The vSphere platform is an inherently secure environment from a technical standpoint, with a minimal hypervisor footprint, APIs for monitoring that eliminate the need for third-party software on the host, secure syslog activity, Active Directory integration, and more. There are however several guidelines for securing a vSphere implementation. See the vSphere hardening guide for detailed configurations.

For a detailed discussion of security considerations for the SDDC core layer, see vSphere Security.

Virtual machines are the containers in which applications and guest operating systems run. By design, all VMware virtual machines are isolated from one another. This isolation enables multiple virtual machines to run securely while sharing hardware and provides both their ability to access hardware and their uninterrupted performance.

If an ESXi host is accessed through vCenter Server, it is typical to protect vCenter Server using a firewall. This firewall provides basic protection for the network.

The network can be one of the most vulnerable parts of any system. The virtual machine network requires as much protection as its physical counterpart. Virtual Machine network security can be enhanced in several ways, including through the use of virtual local area networks (VLANS).

As with physical network adapters, a virtual network adapter can send frames that appear to be from a different machine or impersonate another machine so that it can receive network frames intended for that machine. Also, like physical network adapters, a virtual network adapter can be configured so that it receives frames targeted for other machines.

The storage configured for a host might include one or more storage area networks (SANs) that use iSCSI. When iSCSI is configured on a host, several measures can be taken to minimize security risks.

Security of the ESXi management interface is critical to protect against unauthorized intrusion and misuse. If a host is compromised in certain ways, the virtual machines it interacts with might also be compromised. To minimize the risk of an attack through the management interface, ESXi is protected with a firewall.

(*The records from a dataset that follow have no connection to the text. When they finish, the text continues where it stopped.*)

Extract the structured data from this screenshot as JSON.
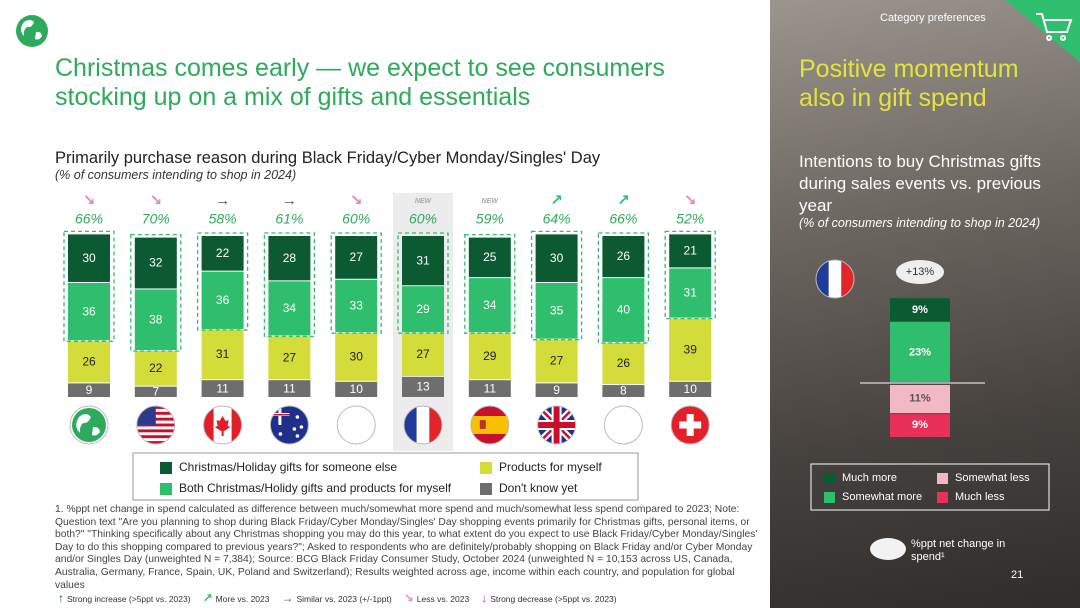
{
  "title": "Christmas comes early — we expect to see consumers stocking up on a mix of gifts and essentials",
  "tag": "Category preferences",
  "page_number": "21",
  "side_title": "Positive momentum also in gift spend",
  "footnote": "1. %ppt net change in spend calculated as difference between much/somewhat more spend and much/somewhat less spend compared to 2023; Note: Question text \"Are you planning to shop during Black Friday/Cyber Monday/Singles' Day shopping events primarily for Christmas gifts, personal items, or both?\" \"Thinking specifically about any Christmas shopping you may do this year, to what extent do you expect to use Black Friday/Cyber Monday/Singles' Day to do this shopping compared to previous years?\"; Asked to respondents who are definitely/probably shopping on Black Friday and/or Cyber Monday and/or Singles Day (unweighted N = 7,384); Source: BCG Black Friday Consumer Study, October 2024 (unweighted N = 10,153 across US, Canada, Australia, Germany, France, Spain, UK, Poland and Switzerland); Results weighted across age, income within each country, and population for global values",
  "trend_legend": [
    {
      "symbol": "↑",
      "text": "Strong increase (>5ppt vs. 2023)",
      "color": "#0b5a32"
    },
    {
      "symbol": "↗",
      "text": "More vs. 2023",
      "color": "#2fbd6e"
    },
    {
      "symbol": "→",
      "text": "Similar vs. 2023 (+/-1ppt)",
      "color": "#555555"
    },
    {
      "symbol": "↘",
      "text": "Less vs. 2023",
      "color": "#e48aa6"
    },
    {
      "symbol": "↓",
      "text": "Strong decrease (>5ppt vs. 2023)",
      "color": "#e0304f"
    }
  ],
  "chart_data": [
    {
      "type": "stacked-bar",
      "title": "Primarily purchase reason during Black Friday/Cyber Monday/Singles' Day",
      "subtitle": "(% of consumers intending to shop in 2024)",
      "trends": [
        "↘",
        "↘",
        "→",
        "→",
        "↘",
        "NEW",
        "NEW",
        "↗",
        "↗",
        "↘"
      ],
      "trend_colors": [
        "#e48aa6",
        "#e48aa6",
        "#555555",
        "#555555",
        "#e48aa6",
        "#aaaaaa",
        "#aaaaaa",
        "#2fbd6e",
        "#2fbd6e",
        "#e48aa6"
      ],
      "top_two": {
        "values": [
          66,
          70,
          58,
          61,
          60,
          60,
          59,
          64,
          66,
          52
        ],
        "value_labels": [
          "66%",
          "70%",
          "58%",
          "61%",
          "60%",
          "60%",
          "59%",
          "64%",
          "66%",
          "52%"
        ]
      },
      "series": [
        {
          "name": "Christmas/Holiday gifts for someone else",
          "color": "#0b5a32",
          "values": [
            30,
            32,
            22,
            28,
            27,
            31,
            25,
            30,
            26,
            21
          ]
        },
        {
          "name": "Both Christmas/Holidy gifts and products for myself",
          "color": "#2fbd6e",
          "values": [
            36,
            38,
            36,
            34,
            33,
            29,
            34,
            35,
            40,
            31
          ]
        },
        {
          "name": "Products for myself",
          "color": "#d4dc3a",
          "values": [
            26,
            22,
            31,
            27,
            30,
            27,
            29,
            27,
            26,
            39
          ]
        },
        {
          "name": "Don't know yet",
          "color": "#6e6e6e",
          "values": [
            9,
            7,
            11,
            11,
            10,
            13,
            11,
            9,
            8,
            10
          ]
        }
      ]
    },
    {
      "type": "diverging-bar",
      "title": "Intentions to buy Christmas gifts during sales events vs. previous year",
      "subtitle": "(% of consumers intending to shop in 2024)",
      "annotation": "+13%",
      "legend_note": "%ppt net change in spend¹",
      "series": [
        {
          "name": "Much more",
          "color": "#0b5a32",
          "side": "up",
          "values": [
            9
          ],
          "value_labels": [
            "9%"
          ]
        },
        {
          "name": "Somewhat more",
          "color": "#2fbd6e",
          "side": "up",
          "values": [
            23
          ],
          "value_labels": [
            "23%"
          ]
        },
        {
          "name": "Somewhat less",
          "color": "#f2b8c6",
          "side": "down",
          "values": [
            11
          ],
          "value_labels": [
            "11%"
          ]
        },
        {
          "name": "Much less",
          "color": "#e8305a",
          "side": "down",
          "values": [
            9
          ],
          "value_labels": [
            "9%"
          ]
        }
      ]
    }
  ]
}
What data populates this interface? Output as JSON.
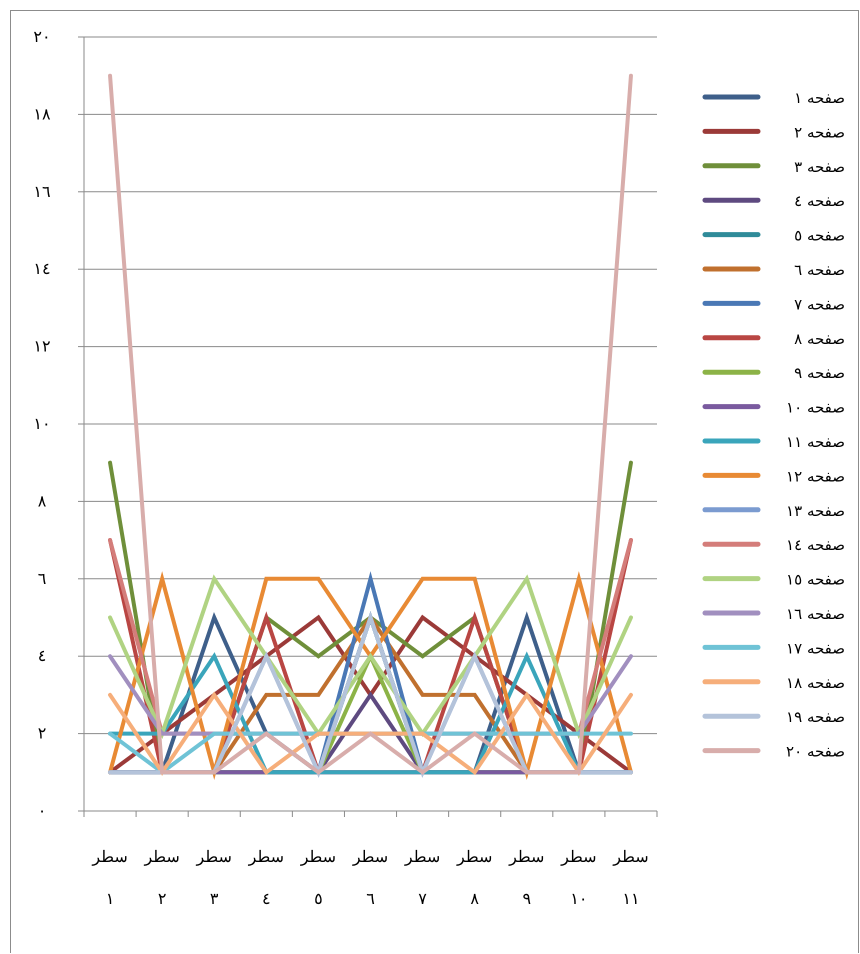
{
  "chart_data": {
    "type": "line",
    "title": "",
    "xlabel": "",
    "ylabel": "",
    "ylim": [
      0,
      20
    ],
    "y_ticks": [
      "٠",
      "٢",
      "٤",
      "٦",
      "٨",
      "١٠",
      "١٢",
      "١٤",
      "١٦",
      "١٨",
      "٢٠"
    ],
    "categories": [
      {
        "word": "سطر",
        "num": "١"
      },
      {
        "word": "سطر",
        "num": "٢"
      },
      {
        "word": "سطر",
        "num": "٣"
      },
      {
        "word": "سطر",
        "num": "٤"
      },
      {
        "word": "سطر",
        "num": "٥"
      },
      {
        "word": "سطر",
        "num": "٦"
      },
      {
        "word": "سطر",
        "num": "٧"
      },
      {
        "word": "سطر",
        "num": "٨"
      },
      {
        "word": "سطر",
        "num": "٩"
      },
      {
        "word": "سطر",
        "num": "١٠"
      },
      {
        "word": "سطر",
        "num": "١١"
      }
    ],
    "grid": true,
    "legend_position": "right",
    "series": [
      {
        "name": "صفحه ١",
        "color": "#3e5f8a",
        "values": [
          1,
          1,
          5,
          2,
          1,
          5,
          1,
          1,
          5,
          1,
          1
        ]
      },
      {
        "name": "صفحه ٢",
        "color": "#9b3a38",
        "values": [
          1,
          2,
          3,
          4,
          5,
          3,
          5,
          4,
          3,
          2,
          1
        ]
      },
      {
        "name": "صفحه ٣",
        "color": "#6f8f3a",
        "values": [
          9,
          1,
          1,
          5,
          4,
          5,
          4,
          5,
          1,
          1,
          9
        ]
      },
      {
        "name": "صفحه ٤",
        "color": "#5e4a80",
        "values": [
          1,
          1,
          1,
          1,
          1,
          3,
          1,
          1,
          1,
          1,
          1
        ]
      },
      {
        "name": "صفحه ٥",
        "color": "#2f8b99",
        "values": [
          1,
          1,
          1,
          1,
          1,
          5,
          1,
          1,
          1,
          1,
          1
        ]
      },
      {
        "name": "صفحه ٦",
        "color": "#c0702e",
        "values": [
          1,
          1,
          1,
          3,
          3,
          5,
          3,
          3,
          1,
          1,
          1
        ]
      },
      {
        "name": "صفحه ٧",
        "color": "#4a78b5",
        "values": [
          1,
          1,
          1,
          1,
          1,
          6,
          1,
          1,
          1,
          1,
          1
        ]
      },
      {
        "name": "صفحه ٨",
        "color": "#b94643",
        "values": [
          7,
          1,
          1,
          5,
          1,
          1,
          1,
          5,
          1,
          1,
          7
        ]
      },
      {
        "name": "صفحه ٩",
        "color": "#8cb347",
        "values": [
          1,
          1,
          1,
          1,
          1,
          4,
          1,
          1,
          1,
          1,
          1
        ]
      },
      {
        "name": "صفحه ١٠",
        "color": "#7a5a9f",
        "values": [
          1,
          1,
          1,
          1,
          1,
          1,
          1,
          1,
          1,
          1,
          1
        ]
      },
      {
        "name": "صفحه ١١",
        "color": "#3aa5bb",
        "values": [
          2,
          2,
          4,
          1,
          1,
          1,
          1,
          1,
          4,
          1,
          1
        ]
      },
      {
        "name": "صفحه ١٢",
        "color": "#e88a34",
        "values": [
          1,
          6,
          1,
          6,
          6,
          4,
          6,
          6,
          1,
          6,
          1
        ]
      },
      {
        "name": "صفحه ١٣",
        "color": "#7b9bd0",
        "values": [
          1,
          1,
          1,
          4,
          1,
          5,
          1,
          4,
          1,
          1,
          1
        ]
      },
      {
        "name": "صفحه ١٤",
        "color": "#d47d7a",
        "values": [
          7,
          2,
          2,
          2,
          2,
          2,
          2,
          2,
          2,
          2,
          7
        ]
      },
      {
        "name": "صفحه ١٥",
        "color": "#b0d382",
        "values": [
          5,
          2,
          6,
          4,
          2,
          4,
          2,
          4,
          6,
          2,
          5
        ]
      },
      {
        "name": "صفحه ١٦",
        "color": "#a18fbf",
        "values": [
          4,
          2,
          2,
          2,
          2,
          2,
          2,
          2,
          2,
          2,
          4
        ]
      },
      {
        "name": "صفحه ١٧",
        "color": "#6fc3d6",
        "values": [
          2,
          1,
          2,
          2,
          2,
          2,
          2,
          2,
          2,
          2,
          2
        ]
      },
      {
        "name": "صفحه ١٨",
        "color": "#f6ae7a",
        "values": [
          3,
          1,
          3,
          1,
          2,
          2,
          2,
          1,
          3,
          1,
          3
        ]
      },
      {
        "name": "صفحه ١٩",
        "color": "#b4c3da",
        "values": [
          1,
          1,
          1,
          4,
          1,
          5,
          1,
          4,
          1,
          1,
          1
        ]
      },
      {
        "name": "صفحه ٢٠",
        "color": "#d8adab",
        "values": [
          19,
          1,
          1,
          2,
          1,
          2,
          1,
          2,
          1,
          1,
          19
        ]
      }
    ]
  }
}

Securing vCenter Server includes ensuring security of the host where vCenter Server is running, following best practices for assigning privileges and roles, and verifying the integrity of the clients that connect to vCenter Server.

ESXi and vCenter Server support standard X.509 version 3 (X.509v3) certificates to encrypt session information sent over Secure Socket Layer (SSL) protocol connections between components. If SSL is enabled, data is private, protected, and cannot be modified in transit without detection.

vCenter Single Sign-On is a component of the management infrastructure that provides the capability to manage the environment with Active Directory credentials.